Brazil is warm and wet enough to grow rain-fed sugar cane, which currently produces ethanol three times more productively than a cornfield can. The cane yields twice as much, needs only half as much fertilizer, and uses no coal or natural gas for processing.
Warming Fears Motivate
We should also consider why there is such a huge, immediate push for corn ethanol in the United States. The world has lots of fossil fuels, tar sands, and uranium with which to supply energy at lower real costs.
The loudest cry for ending our utilization of petroleum products tends to come from global warming alarmists. But it is by no means clear that their assertions justify an abandonment of cheap and affordable petroleum-based energy products.
For 30 years, the developed nations have been assuming the Modern Warming is being caused by human-emitted carbon dioxide (CO2). But there’s no evidence for manmade warming except some unverified computer projections, largely dependent on the guesstimates and biases of the input data.
According to alarmist global warming theory, manmade warming should have started when our CO2 emissions ramped up–about 1940–and trended strongly upward ever since. Instead, the warming started about 1850 and mostly occurred before 1940. From 1940 to 1975, temperatures went down a bit. None of that fits the manmade-CO2 hypothesis.
Warming Is Natural Cycle
On the other hand, ice cores from both Greenland and the Antarctic show a moderate, natural 1,500-year cycle that raises temperatures in New York 2º C above the long-term mean for 700 years or so and then drops them 2º below the mean for a comparable period.
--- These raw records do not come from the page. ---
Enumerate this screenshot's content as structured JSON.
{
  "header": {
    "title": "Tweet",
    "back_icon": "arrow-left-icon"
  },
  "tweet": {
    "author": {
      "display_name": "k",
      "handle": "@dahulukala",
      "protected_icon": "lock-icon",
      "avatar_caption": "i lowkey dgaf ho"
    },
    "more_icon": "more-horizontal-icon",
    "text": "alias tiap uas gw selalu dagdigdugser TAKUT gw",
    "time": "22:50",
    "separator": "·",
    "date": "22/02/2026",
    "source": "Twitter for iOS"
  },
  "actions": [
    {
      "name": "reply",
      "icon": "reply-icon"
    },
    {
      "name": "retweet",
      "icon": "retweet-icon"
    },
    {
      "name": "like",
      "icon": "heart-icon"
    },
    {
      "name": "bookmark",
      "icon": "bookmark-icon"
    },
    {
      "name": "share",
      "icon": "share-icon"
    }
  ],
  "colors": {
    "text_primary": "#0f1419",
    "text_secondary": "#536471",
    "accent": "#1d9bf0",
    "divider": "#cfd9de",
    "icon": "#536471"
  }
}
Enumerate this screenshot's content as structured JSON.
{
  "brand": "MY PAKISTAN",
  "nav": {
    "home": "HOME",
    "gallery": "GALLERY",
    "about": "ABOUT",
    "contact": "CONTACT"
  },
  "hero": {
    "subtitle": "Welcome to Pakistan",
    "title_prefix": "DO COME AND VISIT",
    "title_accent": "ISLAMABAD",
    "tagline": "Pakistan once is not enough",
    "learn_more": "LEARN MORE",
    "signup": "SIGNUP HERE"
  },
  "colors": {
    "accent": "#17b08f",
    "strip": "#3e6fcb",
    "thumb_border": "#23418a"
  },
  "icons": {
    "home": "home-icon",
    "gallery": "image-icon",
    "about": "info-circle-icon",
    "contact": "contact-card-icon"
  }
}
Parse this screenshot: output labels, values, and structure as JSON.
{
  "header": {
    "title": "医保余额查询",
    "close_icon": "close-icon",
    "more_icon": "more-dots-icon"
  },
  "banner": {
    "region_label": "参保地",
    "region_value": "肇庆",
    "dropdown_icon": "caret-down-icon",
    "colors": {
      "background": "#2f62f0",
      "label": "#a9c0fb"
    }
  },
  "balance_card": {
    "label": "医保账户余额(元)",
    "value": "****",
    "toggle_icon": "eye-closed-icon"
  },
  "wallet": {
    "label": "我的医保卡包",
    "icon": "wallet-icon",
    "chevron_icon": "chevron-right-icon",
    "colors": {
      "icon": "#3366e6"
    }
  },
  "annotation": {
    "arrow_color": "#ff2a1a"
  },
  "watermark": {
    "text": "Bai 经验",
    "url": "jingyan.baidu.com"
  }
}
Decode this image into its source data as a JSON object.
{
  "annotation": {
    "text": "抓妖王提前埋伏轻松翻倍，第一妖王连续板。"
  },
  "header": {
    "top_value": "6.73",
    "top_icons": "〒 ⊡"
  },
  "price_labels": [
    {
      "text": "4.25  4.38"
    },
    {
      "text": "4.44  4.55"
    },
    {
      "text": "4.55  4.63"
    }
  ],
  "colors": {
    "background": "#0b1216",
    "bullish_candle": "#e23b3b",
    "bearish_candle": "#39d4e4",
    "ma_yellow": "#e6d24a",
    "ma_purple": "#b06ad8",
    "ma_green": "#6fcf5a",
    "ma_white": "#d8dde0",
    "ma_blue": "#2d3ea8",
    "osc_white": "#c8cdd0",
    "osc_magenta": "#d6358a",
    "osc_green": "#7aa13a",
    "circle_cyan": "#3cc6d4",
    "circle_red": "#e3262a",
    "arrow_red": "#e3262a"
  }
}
The ice cores show 300 of these natural warmings in the past 500,000 years.
We’ve also found evidence of the 1,500-year cycle in the seabed sediments of five oceans, in 3,000 deep boreholes around the world, in ancient tree rings living and preserved around the northern hemisphere, in the advances and retreats of glaciers worldwide, and in cave stalagmites from every continent plus New Zealand.
The North American pollen database shows nine complete reorganizations of this continent’s trees and plants in the past 14,000 years, or one every 1,650 years. In Ontario, warmth-loving beech trees gradually gave way to oaks and then to cold-tolerant pine trees as the Medieval Warming shifted into the Little Ice Age. Now the oak trees are coming back, and the beech trees are waiting their turn.
That is, unless we clear the forests for ethanol.
Dennis Avery ([email protected]) is director of the Center for Global Food Issues.